Chilean politician (born 1951)

Mario Alberto Acuña Cisternas is a Chilean politician who served as deputy.

==Biography==
He was born on 26 September 1951 in Coronel, Chile. He is the son of María Cisterna Fuentealba and Juan Manuel Acuña Ribilar.

In 1977 he married Ingrid Prambs Kloocker. He is the father of two children.

After completing his secondary education, he entered the Universidad Austral de Chile, where he studied Agronomy and obtained the degree of Agricultural Engineer in 1978.

==Political career==
His political activities began when he was elected secretary-general of his school’s student council. At university, he stood out as a leader of the Student Federation and as a student delegate to the University Reform Commission of Valdivia.

During his university years, he joined the Christian Democratic Party and served as university president of the party. Later, he assumed the position of first communal vice president of the party in Villarrica and acted as delegate of the party’s professionals and technicians to the Concertación de Partidos por la Democracia.

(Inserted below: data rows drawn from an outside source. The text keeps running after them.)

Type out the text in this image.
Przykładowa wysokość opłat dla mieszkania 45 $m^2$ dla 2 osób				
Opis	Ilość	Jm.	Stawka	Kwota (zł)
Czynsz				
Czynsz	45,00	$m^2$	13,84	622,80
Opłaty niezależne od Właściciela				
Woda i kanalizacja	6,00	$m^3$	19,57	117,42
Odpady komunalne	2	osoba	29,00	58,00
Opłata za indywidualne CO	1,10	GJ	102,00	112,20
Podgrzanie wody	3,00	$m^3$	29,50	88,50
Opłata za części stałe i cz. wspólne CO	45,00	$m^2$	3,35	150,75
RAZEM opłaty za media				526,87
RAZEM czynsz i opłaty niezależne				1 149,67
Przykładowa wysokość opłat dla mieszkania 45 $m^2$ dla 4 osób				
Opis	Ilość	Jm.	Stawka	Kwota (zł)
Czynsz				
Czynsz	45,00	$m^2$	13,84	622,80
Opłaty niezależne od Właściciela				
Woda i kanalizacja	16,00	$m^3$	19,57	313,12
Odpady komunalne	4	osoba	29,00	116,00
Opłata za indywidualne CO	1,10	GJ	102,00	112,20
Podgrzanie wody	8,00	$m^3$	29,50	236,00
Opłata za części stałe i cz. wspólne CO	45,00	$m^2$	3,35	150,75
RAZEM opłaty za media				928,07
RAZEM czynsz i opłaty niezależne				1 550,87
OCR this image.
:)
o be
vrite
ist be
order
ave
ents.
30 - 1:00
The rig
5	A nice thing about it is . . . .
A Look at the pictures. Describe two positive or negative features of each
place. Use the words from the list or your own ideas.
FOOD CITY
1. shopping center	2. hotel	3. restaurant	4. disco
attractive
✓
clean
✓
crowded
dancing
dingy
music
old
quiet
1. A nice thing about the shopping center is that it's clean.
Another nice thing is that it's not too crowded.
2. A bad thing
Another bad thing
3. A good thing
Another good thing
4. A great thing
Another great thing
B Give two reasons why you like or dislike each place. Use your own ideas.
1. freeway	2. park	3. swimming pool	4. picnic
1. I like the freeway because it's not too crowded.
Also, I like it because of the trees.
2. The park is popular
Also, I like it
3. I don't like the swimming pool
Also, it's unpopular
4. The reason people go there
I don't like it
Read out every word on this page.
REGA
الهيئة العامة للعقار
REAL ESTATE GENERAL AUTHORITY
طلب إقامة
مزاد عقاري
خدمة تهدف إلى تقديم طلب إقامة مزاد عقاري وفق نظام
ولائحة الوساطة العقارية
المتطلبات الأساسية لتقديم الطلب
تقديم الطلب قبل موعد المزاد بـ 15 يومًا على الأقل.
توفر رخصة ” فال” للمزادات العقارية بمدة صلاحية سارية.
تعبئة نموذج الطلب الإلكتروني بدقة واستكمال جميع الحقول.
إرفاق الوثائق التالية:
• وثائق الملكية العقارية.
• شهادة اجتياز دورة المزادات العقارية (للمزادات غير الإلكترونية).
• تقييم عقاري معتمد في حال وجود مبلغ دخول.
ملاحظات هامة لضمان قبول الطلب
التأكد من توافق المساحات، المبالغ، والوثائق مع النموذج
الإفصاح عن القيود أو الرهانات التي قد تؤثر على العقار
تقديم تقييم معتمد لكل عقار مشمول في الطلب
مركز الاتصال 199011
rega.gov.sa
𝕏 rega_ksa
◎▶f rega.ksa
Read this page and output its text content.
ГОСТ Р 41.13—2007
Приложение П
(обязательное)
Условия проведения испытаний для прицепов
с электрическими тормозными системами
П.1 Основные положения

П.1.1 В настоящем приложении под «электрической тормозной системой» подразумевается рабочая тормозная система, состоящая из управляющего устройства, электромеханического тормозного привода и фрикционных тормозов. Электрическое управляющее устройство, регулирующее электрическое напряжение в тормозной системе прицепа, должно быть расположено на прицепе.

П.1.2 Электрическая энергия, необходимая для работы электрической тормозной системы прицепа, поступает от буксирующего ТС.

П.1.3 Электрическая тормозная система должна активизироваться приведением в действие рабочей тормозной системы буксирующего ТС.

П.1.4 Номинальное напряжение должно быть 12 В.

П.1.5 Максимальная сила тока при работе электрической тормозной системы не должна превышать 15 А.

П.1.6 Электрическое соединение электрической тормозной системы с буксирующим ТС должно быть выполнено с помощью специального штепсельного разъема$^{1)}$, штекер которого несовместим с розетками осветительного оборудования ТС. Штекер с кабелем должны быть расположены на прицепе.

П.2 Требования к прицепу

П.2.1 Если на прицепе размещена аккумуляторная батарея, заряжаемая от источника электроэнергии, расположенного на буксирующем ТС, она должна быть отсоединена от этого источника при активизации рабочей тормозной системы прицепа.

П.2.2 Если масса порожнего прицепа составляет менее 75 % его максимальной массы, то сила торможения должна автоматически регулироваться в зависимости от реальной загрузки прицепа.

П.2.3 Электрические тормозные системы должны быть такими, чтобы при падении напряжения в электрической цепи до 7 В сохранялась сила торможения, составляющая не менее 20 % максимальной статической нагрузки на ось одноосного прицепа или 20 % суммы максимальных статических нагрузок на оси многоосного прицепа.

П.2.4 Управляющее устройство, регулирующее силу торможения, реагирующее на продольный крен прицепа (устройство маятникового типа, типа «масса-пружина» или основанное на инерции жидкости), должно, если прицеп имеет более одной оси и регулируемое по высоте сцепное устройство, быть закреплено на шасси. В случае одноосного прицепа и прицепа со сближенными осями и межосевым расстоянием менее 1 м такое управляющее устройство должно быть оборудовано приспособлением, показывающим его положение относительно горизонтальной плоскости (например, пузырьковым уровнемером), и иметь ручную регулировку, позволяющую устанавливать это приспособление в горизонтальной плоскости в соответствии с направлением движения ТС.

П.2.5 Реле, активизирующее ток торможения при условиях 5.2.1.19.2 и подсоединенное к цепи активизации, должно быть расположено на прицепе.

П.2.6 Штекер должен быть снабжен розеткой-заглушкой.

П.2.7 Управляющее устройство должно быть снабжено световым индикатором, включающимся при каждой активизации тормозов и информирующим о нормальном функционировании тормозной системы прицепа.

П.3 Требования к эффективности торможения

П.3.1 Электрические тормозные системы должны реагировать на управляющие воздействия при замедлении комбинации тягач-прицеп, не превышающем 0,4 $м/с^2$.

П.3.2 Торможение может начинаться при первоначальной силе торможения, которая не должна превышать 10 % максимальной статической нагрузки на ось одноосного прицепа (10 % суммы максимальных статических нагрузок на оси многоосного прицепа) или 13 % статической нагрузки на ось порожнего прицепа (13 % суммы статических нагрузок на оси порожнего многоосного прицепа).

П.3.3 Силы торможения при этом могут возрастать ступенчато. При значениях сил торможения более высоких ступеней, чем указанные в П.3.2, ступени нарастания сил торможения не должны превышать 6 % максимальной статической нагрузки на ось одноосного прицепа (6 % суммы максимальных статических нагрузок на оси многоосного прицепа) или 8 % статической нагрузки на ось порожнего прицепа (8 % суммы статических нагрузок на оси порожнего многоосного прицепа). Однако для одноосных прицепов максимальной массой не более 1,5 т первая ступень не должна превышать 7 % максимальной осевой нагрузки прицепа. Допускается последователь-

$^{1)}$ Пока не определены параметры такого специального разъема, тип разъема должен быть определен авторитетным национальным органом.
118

In the 1989 parliamentary elections, he was elected deputy representing the Christian Democratic Party for District No. 52, in the IX Region of La Araucanía, serving from 1990 to 1994. In 1993 he was re-elected for the same district (1994–1998), and in 1997 he obtained a third consecutive term (1998–2002).

After completing his third parliamentary term, he was not re-elected for a fourth term in District No. 52. He ran again for the same district in 2005 but was unsuccessful.